The service sector, which had been a bright spot in Japan’s economy, also lost momentum, with business activity contracting for the first time in five months.
The au Jibun Bank Japan flash manufacturing purchasing managers’ index (PMI) fell to 48.3 in March, the lowest in a year, from 49.0 in February.
The index stayed below the 50.0 threshold that separates growth from contraction for a ninth straight month.
The overall business outlook slipped to the lowest since August 2020, with firms expressing worries about factors such as rising costs, labour shortages and uncertainty over the global trade environment.
“Strong inflation, coupled with concerns over labour shortages, an ageing population, subdued client spending and increased uncertainty over the international trade environment dampened optimism,” said Annabel Fiddes, Economics Associate Director at S&P Global Market Intelligence.
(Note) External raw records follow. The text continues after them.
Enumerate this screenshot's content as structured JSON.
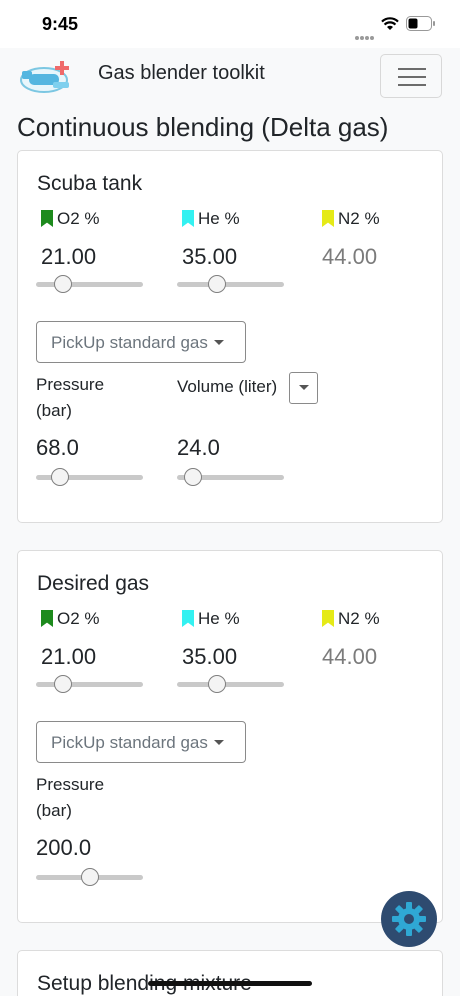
{
  "status": {
    "time": "9:45"
  },
  "app": {
    "title": "Gas blender toolkit"
  },
  "page": {
    "title": "Continuous blending (Delta gas)"
  },
  "colors": {
    "o2_flag": "#1d8a1d",
    "he_flag": "#33f1f1",
    "n2_flag": "#e5ea17",
    "fab": "#2e4b70"
  },
  "scuba": {
    "title": "Scuba tank",
    "o2_label": "O2 %",
    "o2_value": "21.00",
    "o2_slider_fraction": 0.21,
    "he_label": "He %",
    "he_value": "35.00",
    "he_slider_fraction": 0.35,
    "n2_label": "N2 %",
    "n2_value": "44.00",
    "pickup_label": "PickUp standard gas",
    "pressure_label_1": "Pressure",
    "pressure_label_2": "(bar)",
    "pressure_value": "68.0",
    "pressure_slider_fraction": 0.22,
    "volume_label": "Volume (liter)",
    "volume_value": "24.0",
    "volume_slider_fraction": 0.15
  },
  "desired": {
    "title": "Desired gas",
    "o2_label": "O2 %",
    "o2_value": "21.00",
    "o2_slider_fraction": 0.25,
    "he_label": "He %",
    "he_value": "35.00",
    "he_slider_fraction": 0.37,
    "n2_label": "N2 %",
    "n2_value": "44.00",
    "pickup_label": "PickUp standard gas",
    "pressure_label_1": "Pressure",
    "pressure_label_2": "(bar)",
    "pressure_value": "200.0",
    "pressure_slider_fraction": 0.5
  },
  "setup": {
    "title": "Setup blending mixture"
  },
  "icons": {
    "logo": "scuba-tank-logo-icon",
    "menu": "hamburger-menu-icon",
    "fab": "gear-icon"
  }
}
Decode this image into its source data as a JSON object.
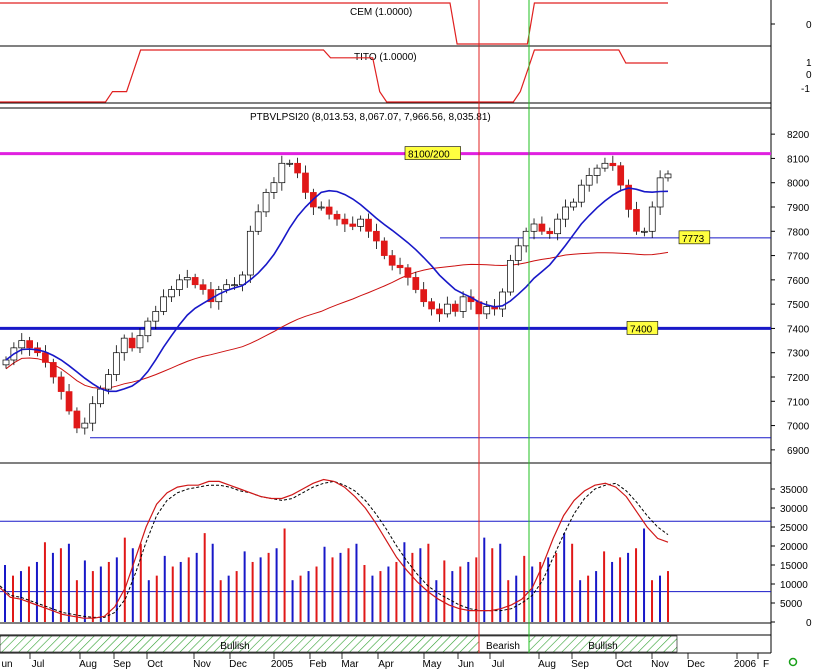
{
  "chart_data": [
    {
      "type": "line",
      "panel": "cem",
      "title": "CEM (1.0000)",
      "yticks": [
        "0"
      ],
      "values": [
        1,
        1,
        1,
        1,
        1,
        1,
        1,
        1,
        1,
        1,
        1,
        1,
        1,
        1,
        1,
        1,
        1,
        1,
        1,
        1,
        1,
        1,
        1,
        1,
        1,
        1,
        1,
        1,
        1,
        1,
        1,
        1,
        1,
        1,
        1,
        1,
        1,
        1,
        1,
        1,
        1,
        1,
        1,
        1,
        1,
        1,
        1,
        1,
        1,
        1,
        1,
        1,
        1,
        1,
        1,
        1,
        1,
        1,
        1,
        1,
        1,
        1,
        1,
        1,
        1,
        0,
        0,
        0,
        0,
        0,
        0,
        0,
        0,
        0,
        0,
        0,
        1,
        1,
        1,
        1,
        1,
        1,
        1,
        1,
        1,
        1,
        1,
        1,
        1,
        1,
        1,
        1,
        1,
        1,
        1,
        1
      ]
    },
    {
      "type": "line",
      "panel": "tito",
      "title": "TITO (1.0000)",
      "yticks": [
        "1",
        "0",
        "-1"
      ],
      "values": [
        -1,
        -1,
        -1,
        -1,
        -1,
        -1,
        -1,
        -1,
        -1,
        -1,
        -1,
        -1,
        -1,
        -1,
        -1,
        -1,
        -0.6,
        -0.6,
        -0.6,
        0.2,
        1,
        1,
        1,
        1,
        1,
        1,
        1,
        1,
        1,
        1,
        1,
        1,
        1,
        1,
        1,
        1,
        1,
        1,
        1,
        1,
        1,
        1,
        1,
        1,
        1,
        1,
        1,
        0.7,
        0.7,
        0.7,
        0.7,
        0.7,
        0.7,
        0.7,
        -0.6,
        -1,
        -1,
        -1,
        -1,
        -1,
        -1,
        -1,
        -1,
        -1,
        -1,
        -1,
        -1,
        -1,
        -1,
        -1,
        -1,
        -1,
        -1,
        -1,
        -0.6,
        0.2,
        1,
        1,
        1,
        1,
        1,
        1,
        1,
        1,
        1,
        1,
        1,
        1,
        1,
        0.5,
        0.5,
        0.5,
        0.5,
        0.5,
        0.5,
        0.5
      ]
    },
    {
      "type": "candlestick",
      "panel": "price",
      "title": "PTBVLPSI20 (8,013.53, 8,067.07, 7,966.56, 8,035.81)",
      "ylim": [
        6850,
        8250
      ],
      "yticks": [
        6900,
        7000,
        7100,
        7200,
        7300,
        7400,
        7500,
        7600,
        7700,
        7800,
        7900,
        8000,
        8100,
        8200
      ],
      "x_labels": [
        "un",
        "Jul",
        "Aug",
        "Sep",
        "Oct",
        "Nov",
        "Dec",
        "2005",
        "Feb",
        "Mar",
        "Apr",
        "May",
        "Jun",
        "Jul",
        "Aug",
        "Sep",
        "Oct",
        "Nov",
        "Dec",
        "2006",
        "F"
      ],
      "close": [
        7270,
        7320,
        7350,
        7320,
        7300,
        7260,
        7200,
        7140,
        7060,
        6990,
        7010,
        7090,
        7150,
        7210,
        7300,
        7360,
        7320,
        7370,
        7430,
        7470,
        7530,
        7560,
        7600,
        7610,
        7580,
        7560,
        7510,
        7560,
        7580,
        7580,
        7620,
        7800,
        7880,
        7960,
        8000,
        8080,
        8080,
        8040,
        7960,
        7900,
        7900,
        7870,
        7850,
        7830,
        7820,
        7850,
        7800,
        7760,
        7700,
        7660,
        7650,
        7610,
        7560,
        7510,
        7480,
        7460,
        7500,
        7470,
        7530,
        7510,
        7460,
        7490,
        7480,
        7550,
        7680,
        7740,
        7800,
        7830,
        7800,
        7790,
        7850,
        7900,
        7920,
        7990,
        8030,
        8060,
        8080,
        8070,
        7990,
        7890,
        7800,
        7800,
        7900,
        8020,
        8036
      ],
      "trend_lines": [
        {
          "level": 8120,
          "label": "8100/200"
        },
        {
          "level": 7773,
          "label": "7773"
        },
        {
          "level": 7400,
          "label": "7400"
        },
        {
          "level": 6950,
          "label": ""
        }
      ]
    },
    {
      "type": "bar",
      "panel": "oscillator",
      "yticks": [
        0,
        5000,
        10000,
        15000,
        20000,
        25000,
        30000,
        35000
      ],
      "ylim": [
        0,
        40000
      ],
      "bands": [
        "Bullish",
        "Bearish",
        "Bullish"
      ],
      "red_line": [
        9000,
        6500,
        6000,
        5000,
        4000,
        3000,
        2000,
        1500,
        1000,
        1000,
        1500,
        4000,
        9000,
        17000,
        25000,
        31000,
        34000,
        35500,
        36000,
        36000,
        37000,
        37000,
        36000,
        35000,
        34000,
        33000,
        32500,
        32500,
        33500,
        35000,
        36500,
        37500,
        37000,
        35500,
        33000,
        30000,
        26000,
        21500,
        17000,
        13500,
        10500,
        8000,
        6000,
        4500,
        3500,
        3000,
        3000,
        3000,
        3500,
        4500,
        6000,
        9000,
        15000,
        22000,
        28000,
        32000,
        34500,
        36000,
        36500,
        35500,
        33000,
        29000,
        25000,
        22000,
        21000
      ],
      "black_line": [
        9500,
        7000,
        6500,
        5500,
        4500,
        3500,
        2500,
        2000,
        1500,
        1200,
        1200,
        2500,
        6000,
        13000,
        21000,
        28000,
        32000,
        34000,
        35000,
        35500,
        36000,
        36000,
        35500,
        34500,
        34000,
        33000,
        32500,
        32000,
        32500,
        34000,
        35500,
        36500,
        37000,
        36000,
        34500,
        32000,
        28500,
        24500,
        20000,
        16000,
        12500,
        9500,
        7500,
        6000,
        4500,
        3500,
        3000,
        3000,
        3000,
        3500,
        5000,
        7000,
        11000,
        17000,
        23000,
        28500,
        32500,
        35000,
        36000,
        36500,
        34500,
        31500,
        28000,
        25000,
        23000
      ]
    }
  ]
}
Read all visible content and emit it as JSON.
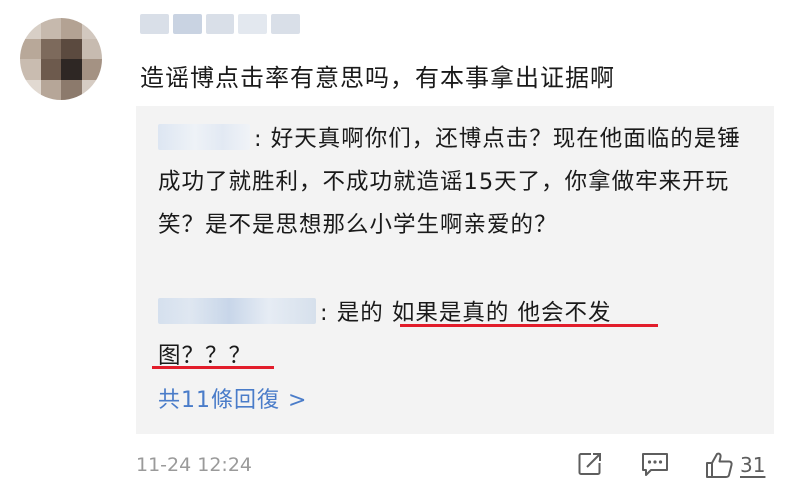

Among manufacturers, the subindex for production and new orders contracted in March, which led companies to cut back on purchasing activity and trim their inventories, the survey showed.
Firms increased employment for the fourth straight month amid a labour shortage.
Inflationary pressures stayed high and both input price and output charge indices maintained an expansionary trend.
“Cost pressures remained elevated in March, with overall input costs rising sharply across both monitored sectors, leading to a solid rise in selling prices,” Fiddes said.
With lacklustre client spending, the au Jibun Bank flash services PMI shrank to 49.5 in March from 53.7 in February, the first contractionary reading since last October.
The au Jibun Bank flash Japan composite PMI, which combines both manufacturing and service sector activity, slipped to 48.5 from 52.0 in February, also the first contraction in five months.